Office Project Room è lieta di presentare “LOWLANDS”, progetto espositivo curato da PHROOM che vede in mostra opere di Marco Gobbi, Domenico Antonio Mancini, Piero Roi e Marinos Tsagkarakis.

L’esposizione vede quattro autori la cui pratica e percorso artistico risultano eterogenei sotto ogni punto di vista, dialogare attorno alla rappresentazione del paesaggio inteso come descrizione di un territorio sociale, economico, politico e poetico.
Avvicinando la rappresentazione del territorio a partire dalle peculiarità proprie dei percorsi di ognuno degli autori in dialogo, emerge una riflessione corale che trova, fra la nostalgia per un passato mitico, (Marco Gobbi), una puntuale riflessione attorno alla memoria storica ,(Domenico Antonio Mancini), l’interrogazione intima ed esistenziale, (Piero Roi) e un indagine attorno agli effetti prodotti dalla crisi economica del 2009 in Grecia, (Marinos Tsagkarakis), un racconto del presente e delle attese verso il futuro che fa pensare o presagire l’avvento di una nuova era oscura.

Critical essay:

“Il progetto del neoliberismo di proporsi come sistema economico e sociale “naturale” è, dunque, riuscito perfettamente. Non solo in economia, dove Milton Friedman aveva descritto il libero mercato come infallibile perché mosso appunto da forze, a suo dire, “naturali”, ma anche negli ambiti della vita sociale e privata. E dunque, diventano “naturali” le mostruose diseguaglianze, lo smaltimento dello stato sociale, le discriminazioni, le privatizzazioni, il consumo di massa e l’individualismo.”    Realismo Capitalista – Mark Fisher

“La coscienza di un mondo reale e dotato di significato è legata intimamente alla scoperta del sacro. Mediante l’esperienza del sacro lo spirito umano ha colto la differenza tra ciò che si rivela reale, potente, ricco e dotato di significato, e ciò che è privo di queste qualità: il flusso caotico e pericoloso delle cose, le loro apparizioni e le loro scomparse fortuite e vuote di significato” – “Il sacro è insomma un elemento nella struttura della coscienza, e non è uno stadio nella storia della coscienza stessa”. “Ai livelli più arcaici di cultura vivere da essere umano è in sé e per sé un atto religioso, perché l’alimentazione, la vita sessuale e il lavoro hanno valore sacrale – in altre parole essere o divenire – un uomo significa essere religioso.”   La nostalgie des Origines 1969 – Mircea Eliade

E’ difficile rendere il senso di smarrimento che un ascolto attento del circostante e dell’attuale rende sulle impressioni del paesaggio attorno a noi.
La pressoché’ totale mancanza di alterità’ a fronte di una sempre maggiore disponibilità di stimoli ed esperienze sono solo uno dei sintomi di una desertificazione in atto e che a partire dal malessere economico, dalle sue depressioni, inficia la stessa descrizione e alfabetizzazione del mondo e delle sue possibilità. Quasi che, al termine di questo interminabile contrattare fra un umanità sempre più in difficoltà e la descrizione di uno schizofrenico intrattenersi con espressioni mai realmente dissimili ci scopriremo abitare nuovamente un medioevo.

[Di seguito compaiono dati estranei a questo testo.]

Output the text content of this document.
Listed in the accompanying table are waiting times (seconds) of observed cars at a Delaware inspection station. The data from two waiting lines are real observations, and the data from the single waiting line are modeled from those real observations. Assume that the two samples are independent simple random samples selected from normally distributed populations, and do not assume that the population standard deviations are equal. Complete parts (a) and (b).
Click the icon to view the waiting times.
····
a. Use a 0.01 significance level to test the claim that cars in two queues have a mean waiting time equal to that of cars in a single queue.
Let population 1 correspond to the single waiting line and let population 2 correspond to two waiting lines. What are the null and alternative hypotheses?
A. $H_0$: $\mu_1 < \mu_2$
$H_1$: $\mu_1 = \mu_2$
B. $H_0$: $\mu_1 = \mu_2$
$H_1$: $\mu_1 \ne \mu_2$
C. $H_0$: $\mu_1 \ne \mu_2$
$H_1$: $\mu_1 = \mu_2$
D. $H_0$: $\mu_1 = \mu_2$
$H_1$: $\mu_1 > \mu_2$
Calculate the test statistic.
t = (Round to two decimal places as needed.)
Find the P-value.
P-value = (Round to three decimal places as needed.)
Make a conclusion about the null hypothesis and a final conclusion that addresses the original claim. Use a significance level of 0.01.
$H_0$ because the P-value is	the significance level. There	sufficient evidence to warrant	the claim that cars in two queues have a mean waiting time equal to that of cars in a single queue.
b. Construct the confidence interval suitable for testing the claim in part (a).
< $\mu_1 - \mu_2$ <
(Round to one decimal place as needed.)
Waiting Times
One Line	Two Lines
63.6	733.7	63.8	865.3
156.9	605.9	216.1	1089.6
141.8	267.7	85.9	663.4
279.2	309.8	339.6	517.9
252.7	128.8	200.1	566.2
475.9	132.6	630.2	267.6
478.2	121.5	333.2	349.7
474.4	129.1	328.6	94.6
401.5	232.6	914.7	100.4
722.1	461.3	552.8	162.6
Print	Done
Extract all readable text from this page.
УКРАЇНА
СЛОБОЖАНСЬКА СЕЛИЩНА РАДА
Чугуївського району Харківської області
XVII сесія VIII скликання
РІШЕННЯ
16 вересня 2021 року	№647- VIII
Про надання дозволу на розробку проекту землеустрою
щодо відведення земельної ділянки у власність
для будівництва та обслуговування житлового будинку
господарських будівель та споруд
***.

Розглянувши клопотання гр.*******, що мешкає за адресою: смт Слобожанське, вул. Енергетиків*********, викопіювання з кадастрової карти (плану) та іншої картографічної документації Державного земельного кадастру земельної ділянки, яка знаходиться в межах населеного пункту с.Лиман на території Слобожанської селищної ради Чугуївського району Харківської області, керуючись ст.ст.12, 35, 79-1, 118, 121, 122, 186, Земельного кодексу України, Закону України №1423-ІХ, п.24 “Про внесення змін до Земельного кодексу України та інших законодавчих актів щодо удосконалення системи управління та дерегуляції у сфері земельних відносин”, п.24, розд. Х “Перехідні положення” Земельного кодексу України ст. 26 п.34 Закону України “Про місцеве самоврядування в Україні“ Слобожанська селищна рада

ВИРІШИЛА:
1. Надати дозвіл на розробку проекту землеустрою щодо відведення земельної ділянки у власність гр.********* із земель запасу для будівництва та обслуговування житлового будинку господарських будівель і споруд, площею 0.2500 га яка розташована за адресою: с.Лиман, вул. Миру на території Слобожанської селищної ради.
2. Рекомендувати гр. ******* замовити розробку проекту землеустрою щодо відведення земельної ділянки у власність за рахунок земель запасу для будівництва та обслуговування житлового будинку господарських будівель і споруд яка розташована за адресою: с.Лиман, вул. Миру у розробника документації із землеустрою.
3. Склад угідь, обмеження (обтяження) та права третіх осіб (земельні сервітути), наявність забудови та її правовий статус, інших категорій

Nel “il tempo dei lupi” film di Michael Haneke uscito nel 2003, in un tempo abbastanza vicino a quello presente una famiglia che ha lasciato la città a causa delle forti tensioni sociali prende a vagare per la campagna. Ha così inizio un’odissea ambientata in una no man’s land in cui non filtra quasi mai la luce del sole. Haneke immagina un apocalisse resa tale dall’impossibilità di comunicare. A descrivere l’incubo di Haneke sono il silenzio e la mancanza di luce. Un esperienza del paesaggio il cui l’attraversamento evoca memorie di un tempo dell’uomo in cui non ha ancora il dominio assoluto sulla natura.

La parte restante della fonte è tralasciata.